Joanna Hogg's debut feature, UNRELATED, was an emotional drama so quietly powerful - so cleanly produced - that I was tempted to tag it Pantheon and dare history to prove me wrong. Her second feature, ARCHIPELAGO, has all the virtues of UNRELATED, and if less immediately gripping that her first film (perhaps because expectations are so much higher?), is still miles ahead of most current cinema in its ability to mine the deeply held frustrations of familial relations. ARCHIPELAGO is a satisfyingly uncomfortable watch - a movie both darkly funny; raw; bitter; and all finely balanced on a knife edge.
The film begins as Edward (Tom Hiddleston) arrives on the Cornish holiday island of Tresco to spend a final fortnight with his family before abandoning a City career for a year's charity work in Africa. The fortnight will consist of walks, bicycle rides, picnics, painting and the occasional dinner. Edward's mother Patricia (Kate Fahy) and sister Cynthia (a scene-stealing Lydia Leonard) are already there not to mention a cook, Rose (Amy Lloyd) and a painting tutor (Christopher Baker). But, much to Ed's chagrin, his girlfriend Chloe hasn't been allowed to come because she's not family with a capital "F", and much to Cynthia and Patricia's discomfort, the father doesn't show up either.
And this brings us to the meat of the story: what family is and what one should expect of them. Ed's family are not supportive of his belated gap year. His mother is quietly negative. ("Ed's decision doesn't reflect badly on his father" when clearly she thinks it does.) His sister is openly, brutally critical. One can tell that both are hitting somewhere near the mark - Ed clearly doesn't know what he is about to do - but there means of expressing it is truly poisonous and stems in some part from frustration with the absent father.
As the film progresses, each member of the family reveals more of themselves despite the covering layers of upper-middle class politeness. There are, however, no big dramatic revelations - no moments of crisis - no moments of catharsis followed by closure. Joanna Hogg maintains the tone of strained emotions throughout - eschewing big bang finishes for an authentic examination of real emotions. The purity and austerity of this approach is underscored by her shooting style, which typically uses static cameras in still frames which may or may not include the faces of the people speaking; avoids introduced lighting often leaving her characters in darkness; and avoids artificial sound-tracks making those uncomfortable silences even more ominous.
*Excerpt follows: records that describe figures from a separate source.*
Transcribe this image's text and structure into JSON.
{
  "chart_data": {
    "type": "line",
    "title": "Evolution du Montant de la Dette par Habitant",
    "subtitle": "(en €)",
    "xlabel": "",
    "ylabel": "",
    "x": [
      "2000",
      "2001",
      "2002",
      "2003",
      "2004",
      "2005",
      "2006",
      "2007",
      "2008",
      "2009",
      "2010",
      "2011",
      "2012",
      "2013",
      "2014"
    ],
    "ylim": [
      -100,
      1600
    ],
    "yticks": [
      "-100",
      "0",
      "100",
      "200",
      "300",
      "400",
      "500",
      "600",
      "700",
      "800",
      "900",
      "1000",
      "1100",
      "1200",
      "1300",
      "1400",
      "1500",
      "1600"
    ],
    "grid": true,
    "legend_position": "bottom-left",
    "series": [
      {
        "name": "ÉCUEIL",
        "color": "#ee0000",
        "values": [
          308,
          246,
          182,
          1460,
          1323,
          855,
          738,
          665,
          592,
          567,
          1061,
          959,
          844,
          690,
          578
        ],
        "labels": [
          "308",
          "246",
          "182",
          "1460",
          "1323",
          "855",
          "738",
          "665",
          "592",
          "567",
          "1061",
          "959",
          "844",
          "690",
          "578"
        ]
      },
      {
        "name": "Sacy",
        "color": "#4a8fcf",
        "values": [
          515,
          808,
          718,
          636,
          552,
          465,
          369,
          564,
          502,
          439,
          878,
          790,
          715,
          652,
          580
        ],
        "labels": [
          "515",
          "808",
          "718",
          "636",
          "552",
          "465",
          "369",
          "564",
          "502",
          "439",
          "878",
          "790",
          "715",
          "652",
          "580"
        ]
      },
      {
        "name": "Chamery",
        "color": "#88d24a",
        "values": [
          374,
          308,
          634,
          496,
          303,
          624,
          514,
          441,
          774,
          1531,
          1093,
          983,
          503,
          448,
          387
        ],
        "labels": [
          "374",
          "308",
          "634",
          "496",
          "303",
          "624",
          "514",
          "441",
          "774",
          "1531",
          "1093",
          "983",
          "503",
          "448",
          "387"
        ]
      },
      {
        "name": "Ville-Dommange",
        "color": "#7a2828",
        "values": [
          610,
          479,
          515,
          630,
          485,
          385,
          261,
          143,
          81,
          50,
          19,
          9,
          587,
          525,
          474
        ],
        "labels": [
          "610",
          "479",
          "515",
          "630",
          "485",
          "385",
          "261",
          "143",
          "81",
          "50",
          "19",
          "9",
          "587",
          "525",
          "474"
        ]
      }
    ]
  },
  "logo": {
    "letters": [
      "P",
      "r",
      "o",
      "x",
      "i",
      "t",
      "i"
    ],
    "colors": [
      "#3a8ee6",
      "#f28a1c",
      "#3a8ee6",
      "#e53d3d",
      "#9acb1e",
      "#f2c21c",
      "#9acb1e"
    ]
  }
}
The resulting film is difficult, honest and painful, because so much of the behaviour is recognisable. Like her previous film, UNRELATED, ARCHIPELAGO seems to live in a space where characters live in self-delusion but are stripped bare in a sequestered environment. Interns of content, Joanna Hogg reminds me of Nicole Holofcener, the American director who has made similarly painful, scabrous films about the emotional lives of the upper-middle classes. But the austerity of Hogg's style is quite unique.
ARCHIPELAGO played London 2010 and goes on release in the UK today.